Há uma mudança do uso de biopróteses não degradáveis destinadas a durar para além da vida do paciente para andaimes biodegradáveis, que são concebidos para serem remodelados in vivo ao longo do tempo para reparar órgãos danificados ou doentes (Brody e Pandit, 2007; Badylak, 2007). A degradação dos andaimes deve ser controlada e ocorrer em paralelo para corresponder à taxa de regeneração dos tecidos in vivo (Burugapalli et al., 2007). O andaime biodegradável utilizado para a engenharia de tecidos também deve fornecer a função necessária até que o tecido recém-formado possa assumir esta função. Em um andaime biodegradável idealizado, como as células hospedeiras invadem e povoam o andaime implantado, elas secretam nova matriz extracelular para substituir o andaime original que se degrada a uma taxa predeterminada.

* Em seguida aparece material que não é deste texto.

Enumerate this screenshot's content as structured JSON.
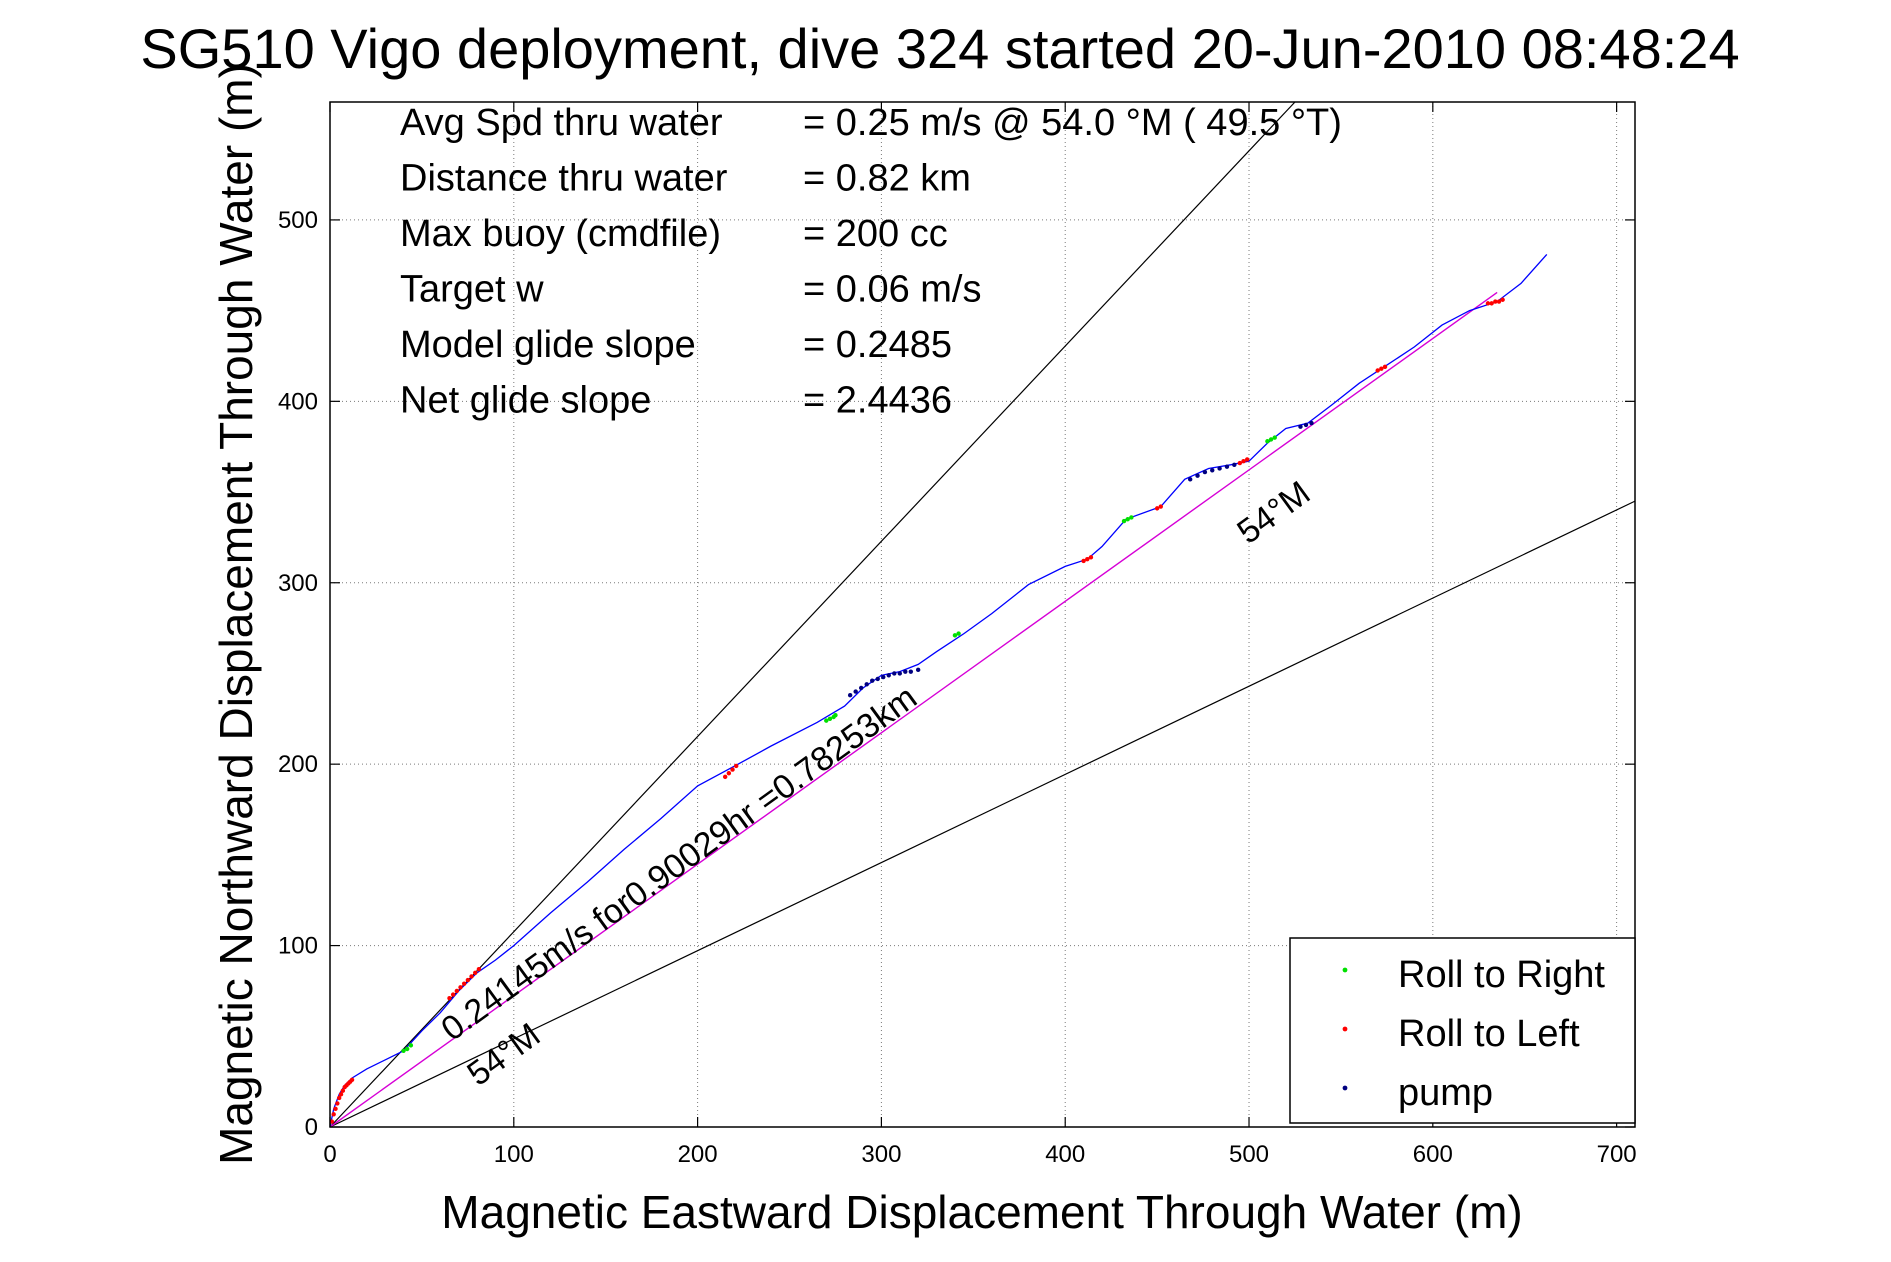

Foi demonstrado que a taxa de degradação in vitro e in vivo de um andaime biológico pode ser adaptada pelo grau de ligação cruzada (Burugapalli et al., 2007). Liang et al. (2004) examinaram a influência da extensão da reticulação na resposta tecidual e no padrão de regeneração usando pericárdio bovino acelular reticulado com genipina. Em um modelo de implante subcutâneo de ratos, verificaram que o pericárdio bovino acelular não reticulado e minimamente reticulado foi rapidamente degradado antes que a formação de novos tecidos pudesse ocorrer. Em contraste, no andaime moderadamente reticulado e altamente reticulado, novas formações de colágeno foram observadas, embora neste último, este processo tenha sido limitado à camada externa do andaime devido à sua maior capacidade de resistir à degradação. Quando andaimes semelhantes foram implantados como mancha vascular em um modelo canino (Chang et al., 2004), uma camada intacta de endotélio foi encontrada na superfície interna do enxerto, juntamente com fibroblastos do hospedeiro e células musculares lisas no enxerto acelular. Isso ocorreu em menor grau no pericárdio bovino acelular cruzado do glutaraldeído utilizado no estudo. Entretanto, foram observados espessamento intimal não intencional e metaplasia condróide com ambos os tipos de andaimes. Em outro estudo, pericárdios bovinos acelulares genipina-cruzados semelhantes foram usados para reparar defeitos miocárdicos em um modelo de ventrículo direito de rato (Chang et al., 2005). Espessamento íntimo coberto com células endoteliais foi encontrado na superfície endocárdica. Também foram observadas células mesoteliais nas superfícies externas do enxerto que se pensa resistir à adesão. Células musculares lisas, fibras neomusculares, neocolágeno, neoglicosaminoglicanos e neocapilares foram observados dentro do andaime nas quatro semanas pós-implante.
Gelatina tem sido usada como biomaterial para reparar defeitos nervosos periféricos (Mligiliche et al., 1999; Gamez et al., 2004). Andaimes degradáveis preparados a partir de gelatina e reticulados com genipina foram usados como material de preenchimento em uma câmara tubular de silicone e serviram como matriz extracelular para guiar a regeneração nervosa através de uma lacuna do nervo ciático de 10 mm em ratos (Liu et al., 2004). Foi demonstrado que os resíduos do enchimento impediram a migração e alongamento dos axônios (Verdu et al., 2002), e isso se deveu ao tempo prolongado de degradação do enchimento de gelatina (Bigi et al., 2002; Liu et al., 2004). Quando a gelatina reticulada foi usada para servir como conduto tubular (ao invés de como material de preenchimento) para preencher lacunas nervosas similares, fibras nervosas regeneradas contendo na maioria dos casos axônios não mielinizados com células de Schwann ao redor foram encontradas através da lacuna às seis semanas, quando o conduto começou a se degradar e a neovascularização aumentou (Chen et al., 2005). Havia também tecido cicatricial denso na área externa do nervo regenerado. Uma fina camada de cápsula fibrosa foi observada após o implante subcutâneo, juntamente com as respostas inflamatórias agudas e crônicas esperadas.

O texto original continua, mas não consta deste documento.